Example 3c: Looping Through Multiple Subjects - ucdavis/erplab GitHub Wiki

Note: A complete version of this script is available in Test_Data > Script_Examples > Script3c.m.

Important: you should not include the eeglab redraw erplab redrawcommands if you are using ERPLAB Studio. Instead, you will need to click the Refresh button in the EEGsets and/or ERPsets panel to see the new EEGsets/ERPsets.

The script you made in the previous step can process the data for one subject at a time. To process the next subject, you need to open the script, change the value of the subject variable, and then run the script again. There must be an easier way!

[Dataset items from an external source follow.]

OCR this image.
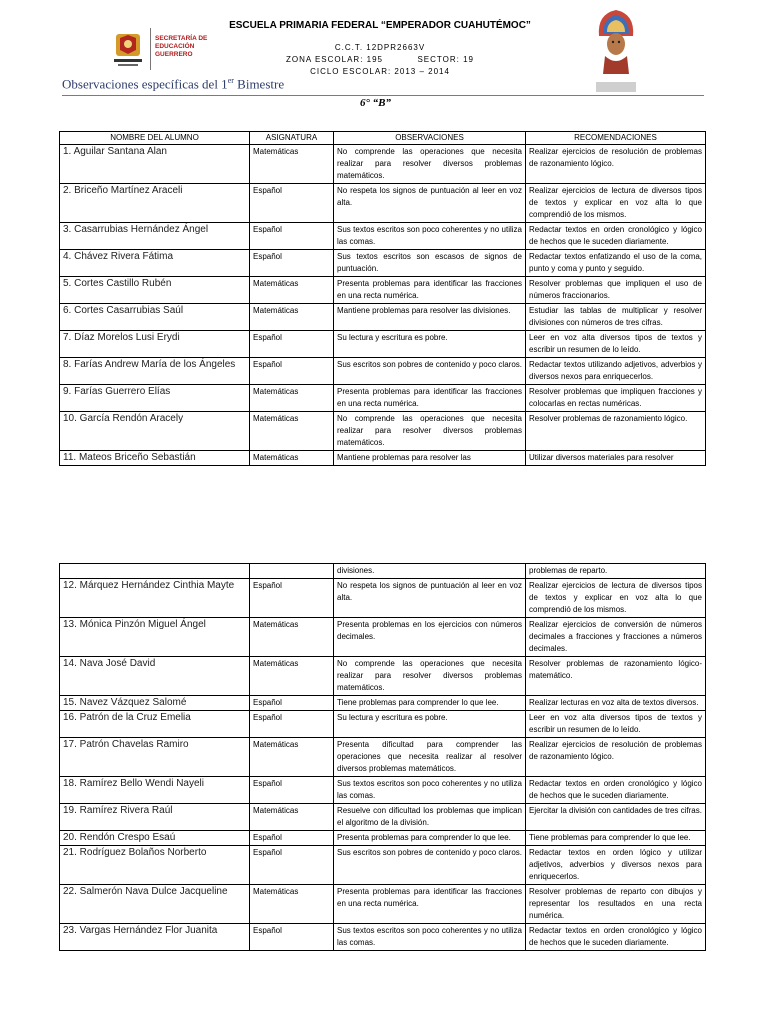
SECRETARÍA DE EDUCACIÓN GUERRERO
ESCUELA PRIMARIA FEDERAL “EMPERADOR CUAHUTÉMOC”
C.C.T. 12DPR2663V
ZONA ESCOLAR: 195	SECTOR: 19
CICLO ESCOLAR: 2013 – 2014
Observaciones específicas del 1er Bimestre
6° “B”
NOMBRE DEL ALUMNO	ASIGNATURA	OBSERVACIONES	RECOMENDACIONES
1. Aguilar Santana Alan	Matemáticas	No comprende las operaciones que necesita realizar para resolver diversos problemas matemáticos.	Realizar ejercicios de resolución de problemas de razonamiento lógico.
2. Briceño Martínez Araceli	Español	No respeta los signos de puntuación al leer en voz alta.	Realizar ejercicios de lectura de diversos tipos de textos y explicar en voz alta lo que comprendió de los mismos.
3. Casarrubias Hernández Ángel	Español	Sus textos escritos son poco coherentes y no utiliza las comas.	Redactar textos en orden cronológico y lógico de hechos que le suceden diariamente.
4. Chávez Rivera Fátima	Español	Sus textos escritos son escasos de signos de puntuación.	Redactar textos enfatizando el uso de la coma, punto y coma y punto y seguido.
5. Cortes Castillo Rubén	Matemáticas	Presenta problemas para identificar las fracciones en una recta numérica.	Resolver problemas que impliquen el uso de números fraccionarios.
6. Cortes Casarrubias Saúl	Matemáticas	Mantiene problemas para resolver las divisiones.	Estudiar las tablas de multiplicar y resolver divisiones con números de tres cifras.
7. Díaz Morelos Lusi Erydi	Español	Su lectura y escritura es pobre.	Leer en voz alta diversos tipos de textos y escribir un resumen de lo leído.
8. Farías Andrew María de los Ángeles	Español	Sus escritos son pobres de contenido y poco claros.	Redactar textos utilizando adjetivos, adverbios y diversos nexos para enriquecerlos.
9. Farías Guerrero Elías	Matemáticas	Presenta problemas para identificar las fracciones en una recta numérica.	Resolver problemas que impliquen fracciones y colocarlas en rectas numéricas.
10. García Rendón Aracely	Matemáticas	No comprende las operaciones que necesita realizar para resolver diversos problemas matemáticos.	Resolver problemas de razonamiento lógico.
11. Mateos Briceño Sebastián	Matemáticas	Mantiene problemas para resolver las	Utilizar diversos materiales para resolver
		divisiones.	problemas de reparto.
12. Márquez Hernández Cinthia Mayte	Español	No respeta los signos de puntuación al leer en voz alta.	Realizar ejercicios de lectura de diversos tipos de textos y explicar en voz alta lo que comprendió de los mismos.
13. Mónica Pinzón Miguel Ángel	Matemáticas	Presenta problemas en los ejercicios con números decimales.	Realizar ejercicios de conversión de números decimales a fracciones y fracciones a números decimales.
14. Nava José David	Matemáticas	No comprende las operaciones que necesita realizar para resolver diversos problemas matemáticos.	Resolver problemas de razonamiento lógico-matemático.
15. Navez Vázquez Salomé	Español	Tiene problemas para comprender lo que lee.	Realizar lecturas en voz alta de textos diversos.
16. Patrón de la Cruz Emelia	Español	Su lectura y escritura es pobre.	Leer en voz alta diversos tipos de textos y escribir un resumen de lo leído.
17. Patrón Chavelas Ramiro	Matemáticas	Presenta dificultad para comprender las operaciones que necesita realizar al resolver diversos problemas matemáticos.	Realizar ejercicios de resolución de problemas de razonamiento lógico.
18. Ramírez Bello Wendi Nayeli	Español	Sus textos escritos son poco coherentes y no utiliza las comas.	Redactar textos en orden cronológico y lógico de hechos que le suceden diariamente.
19. Ramírez Rivera Raúl	Matemáticas	Resuelve con dificultad los problemas que implican el algoritmo de la división.	Ejercitar la división con cantidades de tres cifras.
20. Rendón Crespo Esaú	Español	Presenta problemas para comprender lo que lee.	Tiene problemas para comprender lo que lee.
21. Rodríguez Bolaños Norberto	Español	Sus escritos son pobres de contenido y poco claros.	Redactar textos en orden lógico y utilizar adjetivos, adverbios y diversos nexos para enriquecerlos.
22. Salmerón Nava Dulce Jacqueline	Matemáticas	Presenta problemas para identificar las fracciones en una recta numérica.	Resolver problemas de reparto con dibujos y representar los resultados en una recta numérica.
23. Vargas Hernández Flor Juanita	Español	Sus textos escritos son poco coherentes y no utiliza las comas.	Redactar textos en orden cronológico y lógico de hechos que le suceden diariamente.
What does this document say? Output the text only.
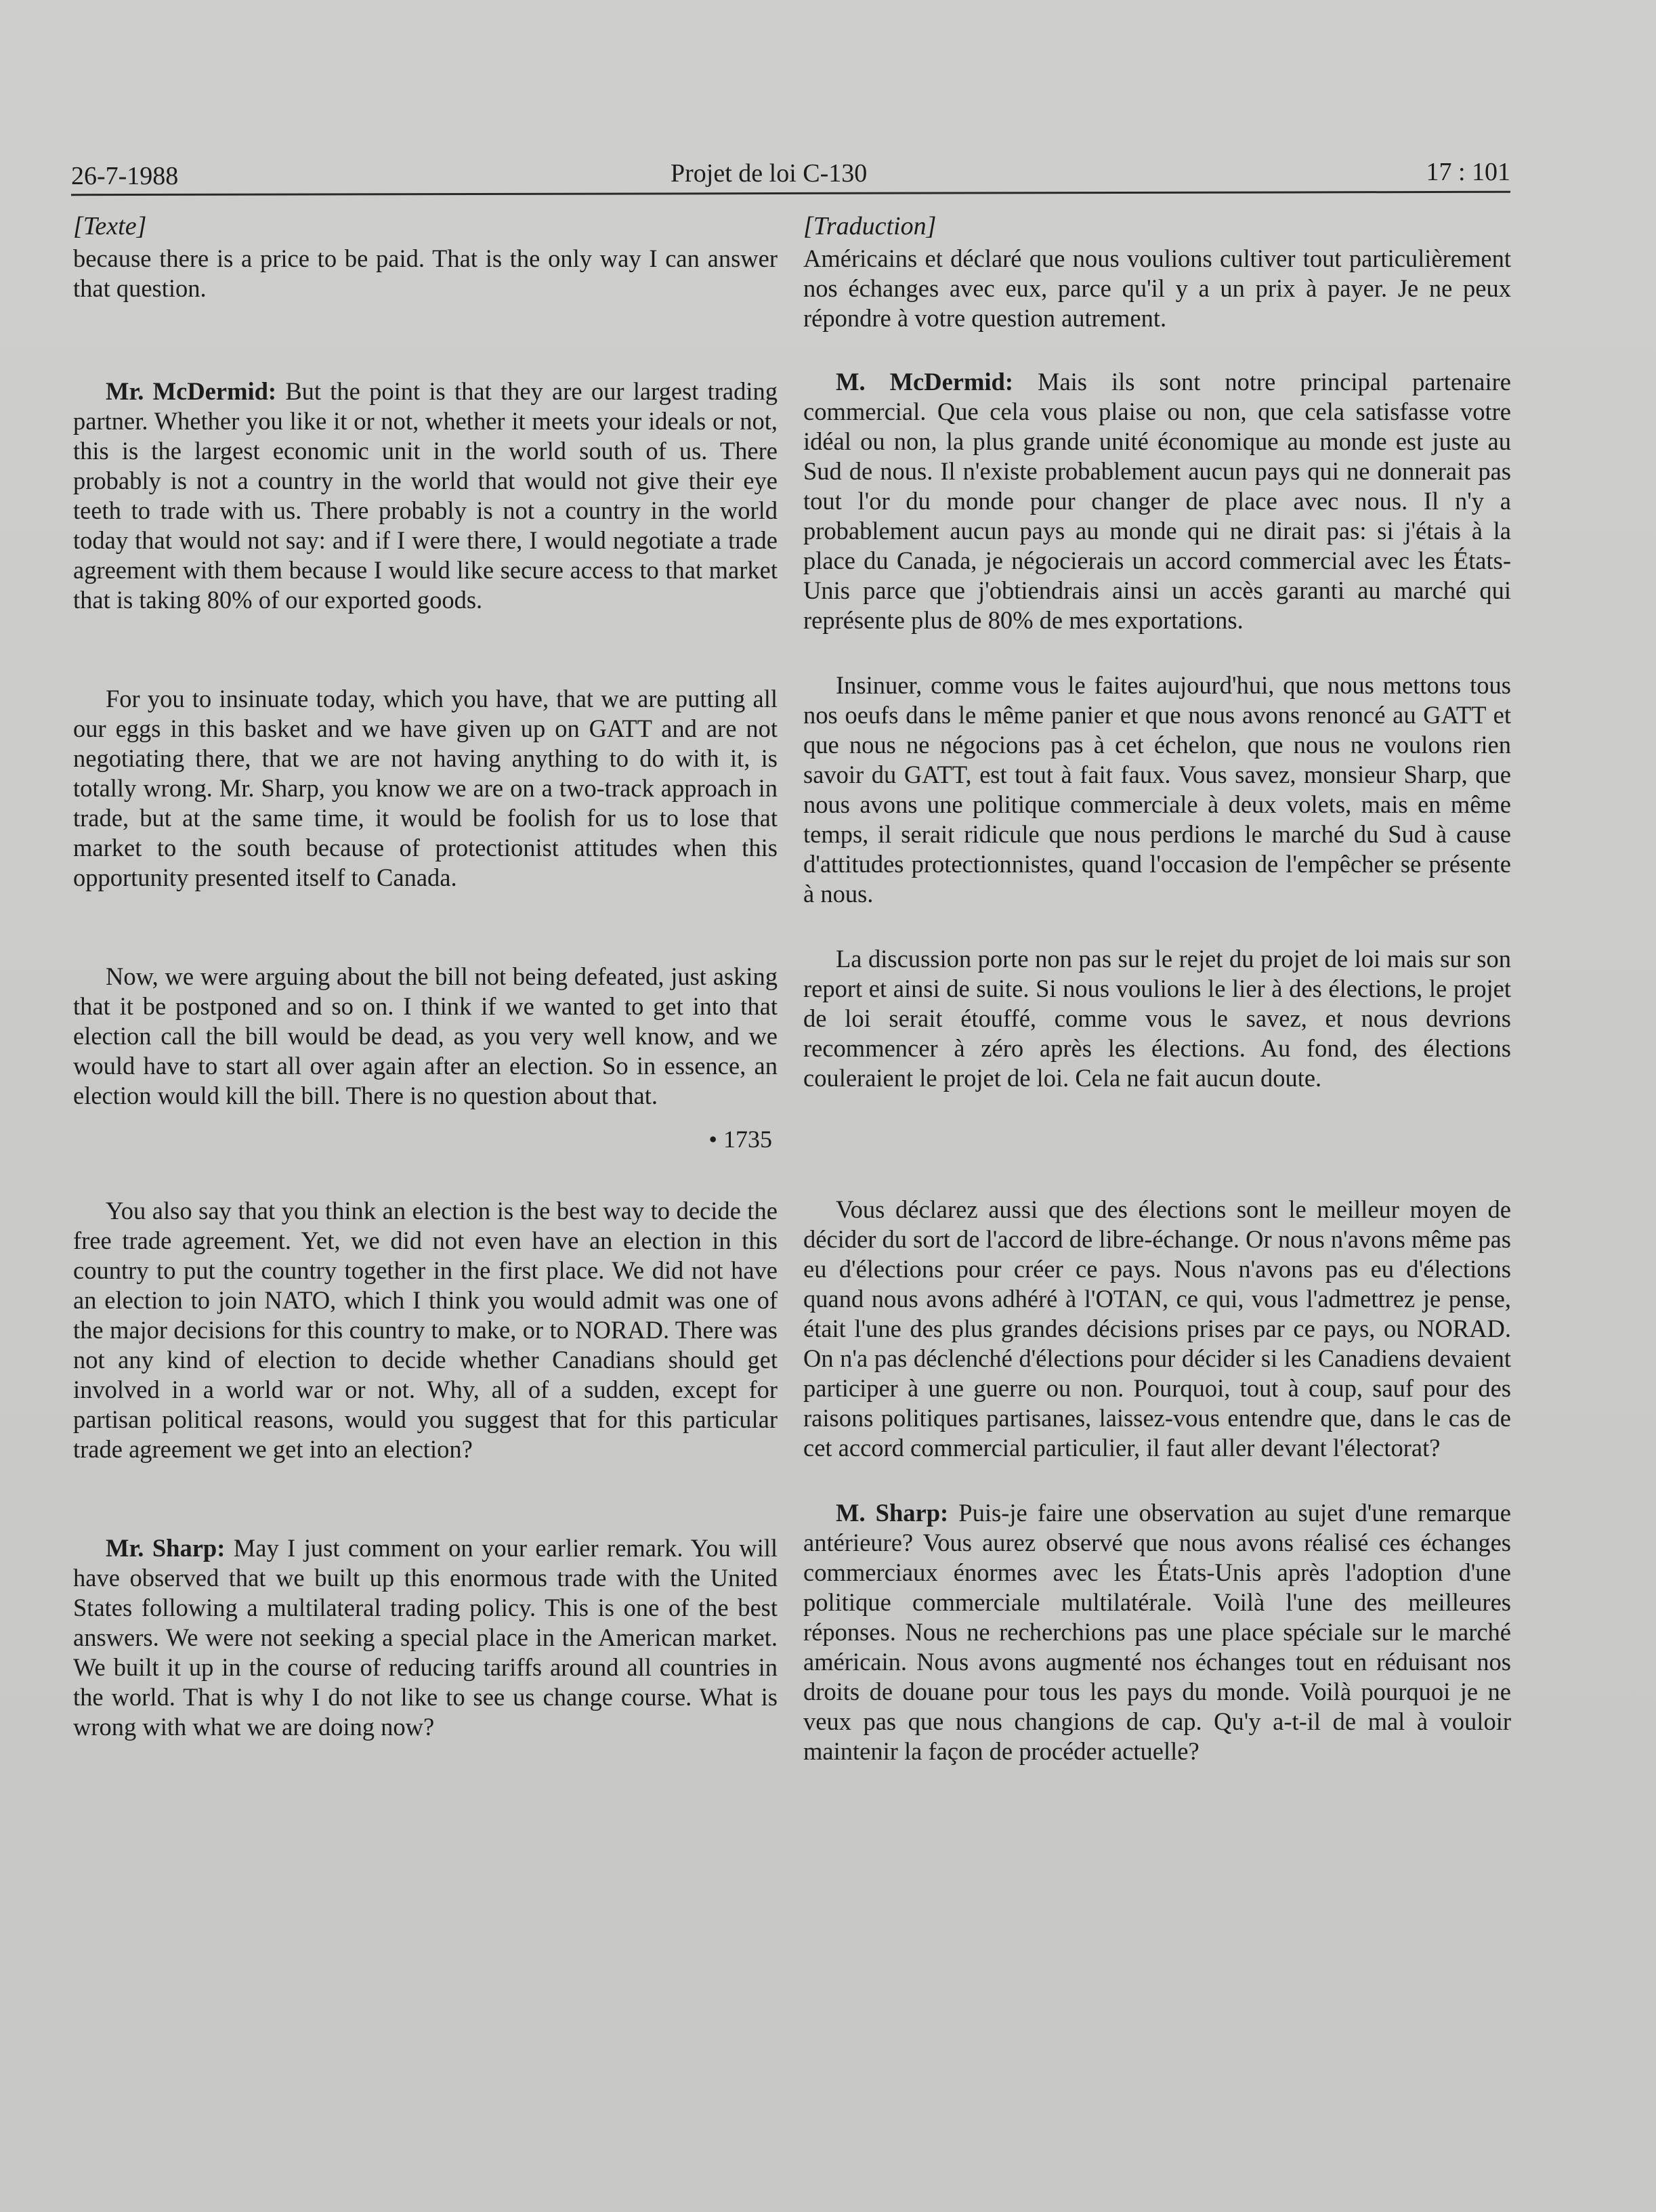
26-7-1988	Projet de loi C-130	17 : 101
[Texte]

because there is a price to be paid. That is the only way I can answer that question.

Mr. McDermid: But the point is that they are our largest trading partner. Whether you like it or not, whether it meets your ideals or not, this is the largest economic unit in the world south of us. There probably is not a country in the world that would not give their eye teeth to trade with us. There probably is not a country in the world today that would not say: and if I were there, I would negotiate a trade agreement with them because I would like secure access to that market that is taking 80% of our exported goods.

For you to insinuate today, which you have, that we are putting all our eggs in this basket and we have given up on GATT and are not negotiating there, that we are not having anything to do with it, is totally wrong. Mr. Sharp, you know we are on a two-track approach in trade, but at the same time, it would be foolish for us to lose that market to the south because of protectionist attitudes when this opportunity presented itself to Canada.

Now, we were arguing about the bill not being defeated, just asking that it be postponed and so on. I think if we wanted to get into that election call the bill would be dead, as you very well know, and we would have to start all over again after an election. So in essence, an election would kill the bill. There is no question about that.

• 1735

You also say that you think an election is the best way to decide the free trade agreement. Yet, we did not even have an election in this country to put the country together in the first place. We did not have an election to join NATO, which I think you would admit was one of the major decisions for this country to make, or to NORAD. There was not any kind of election to decide whether Canadians should get involved in a world war or not. Why, all of a sudden, except for partisan political reasons, would you suggest that for this particular trade agreement we get into an election?

Mr. Sharp: May I just comment on your earlier remark. You will have observed that we built up this enormous trade with the United States following a multilateral trading policy. This is one of the best answers. We were not seeking a special place in the American market. We built it up in the course of reducing tariffs around all countries in the world. That is why I do not like to see us change course. What is wrong with what we are doing now?

[Traduction]

Américains et déclaré que nous voulions cultiver tout particulièrement nos échanges avec eux, parce qu'il y a un prix à payer. Je ne peux répondre à votre question autrement.

M. McDermid: Mais ils sont notre principal partenaire commercial. Que cela vous plaise ou non, que cela satisfasse votre idéal ou non, la plus grande unité économique au monde est juste au Sud de nous. Il n'existe probablement aucun pays qui ne donnerait pas tout l'or du monde pour changer de place avec nous. Il n'y a probablement aucun pays au monde qui ne dirait pas: si j'étais à la place du Canada, je négocierais un accord commercial avec les États-Unis parce que j'obtiendrais ainsi un accès garanti au marché qui représente plus de 80% de mes exportations.

Insinuer, comme vous le faites aujourd'hui, que nous mettons tous nos oeufs dans le même panier et que nous avons renoncé au GATT et que nous ne négocions pas à cet échelon, que nous ne voulons rien savoir du GATT, est tout à fait faux. Vous savez, monsieur Sharp, que nous avons une politique commerciale à deux volets, mais en même temps, il serait ridicule que nous perdions le marché du Sud à cause d'attitudes protectionnistes, quand l'occasion de l'empêcher se présente à nous.

La discussion porte non pas sur le rejet du projet de loi mais sur son report et ainsi de suite. Si nous voulions le lier à des élections, le projet de loi serait étouffé, comme vous le savez, et nous devrions recommencer à zéro après les élections. Au fond, des élections couleraient le projet de loi. Cela ne fait aucun doute.

Vous déclarez aussi que des élections sont le meilleur moyen de décider du sort de l'accord de libre-échange. Or nous n'avons même pas eu d'élections pour créer ce pays. Nous n'avons pas eu d'élections quand nous avons adhéré à l'OTAN, ce qui, vous l'admettrez je pense, était l'une des plus grandes décisions prises par ce pays, ou NORAD. On n'a pas déclenché d'élections pour décider si les Canadiens devaient participer à une guerre ou non. Pourquoi, tout à coup, sauf pour des raisons politiques partisanes, laissez-vous entendre que, dans le cas de cet accord commercial particulier, il faut aller devant l'électorat?

M. Sharp: Puis-je faire une observation au sujet d'une remarque antérieure? Vous aurez observé que nous avons réalisé ces échanges commerciaux énormes avec les États-Unis après l'adoption d'une politique commerciale multilatérale. Voilà l'une des meilleures réponses. Nous ne recherchions pas une place spéciale sur le marché américain. Nous avons augmenté nos échanges tout en réduisant nos droits de douane pour tous les pays du monde. Voilà pourquoi je ne veux pas que nous changions de cap. Qu'y a-t-il de mal à vouloir maintenir la façon de procéder actuelle?
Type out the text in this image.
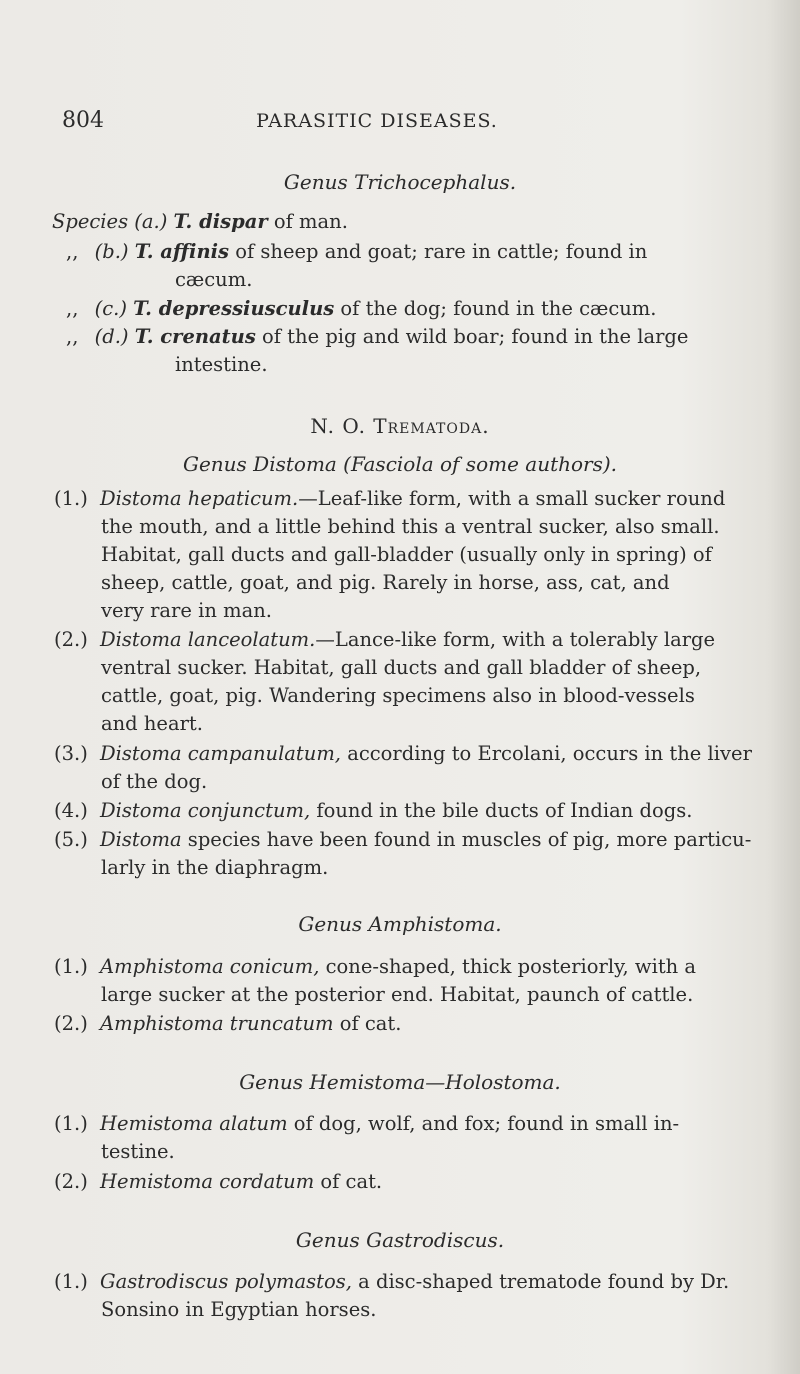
804	PARASITIC DISEASES.
Genus Trichocephalus.
Species (a.) T. dispar of man.
,, (b.) T. affinis of sheep and goat; rare in cattle; found in
cæcum.
,, (c.) T. depressiusculus of the dog; found in the cæcum.
,, (d.) T. crenatus of the pig and wild boar; found in the large
intestine.
N. O. Trematoda.
Genus Distoma (Fasciola of some authors).
(1.) Distoma hepaticum.—Leaf-like form, with a small sucker round
the mouth, and a little behind this a ventral sucker, also small.
Habitat, gall ducts and gall-bladder (usually only in spring) of
sheep, cattle, goat, and pig. Rarely in horse, ass, cat, and
very rare in man.
(2.) Distoma lanceolatum.—Lance-like form, with a tolerably large
ventral sucker. Habitat, gall ducts and gall bladder of sheep,
cattle, goat, pig. Wandering specimens also in blood-vessels
and heart.
(3.) Distoma campanulatum, according to Ercolani, occurs in the liver
of the dog.
(4.) Distoma conjunctum, found in the bile ducts of Indian dogs.
(5.) Distoma species have been found in muscles of pig, more particu-
larly in the diaphragm.
Genus Amphistoma.
(1.) Amphistoma conicum, cone-shaped, thick posteriorly, with a
large sucker at the posterior end. Habitat, paunch of cattle.
(2.) Amphistoma truncatum of cat.
Genus Hemistoma—Holostoma.
(1.) Hemistoma alatum of dog, wolf, and fox; found in small in-
testine.
(2.) Hemistoma cordatum of cat.
Genus Gastrodiscus.
(1.) Gastrodiscus polymastos, a disc-shaped trematode found by Dr.
Sonsino in Egyptian horses.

Of course, there is an easier way. You can create a list of all the subject folder names in your script and loop through them. To understand how to do this, we first need to explain two Matlab concepts, cell arrays and looping. We also need to go over a useful function, fprintf(), that provides a convenient way to print information to the command window so that you can monitor the operation of a script. If you already understand these concepts, feel free to skip ahead to the part where we talk about the actual script.

Cell arrays

An array is simply a variable that holds a list of other variables. Ordinarily, all of the variables in an array must be the same type and size (e.g., all numbers, or all 3-character strings). However, a cell array can hold a list of miscellaneous variables without any real constraints. This makes it quite flexible.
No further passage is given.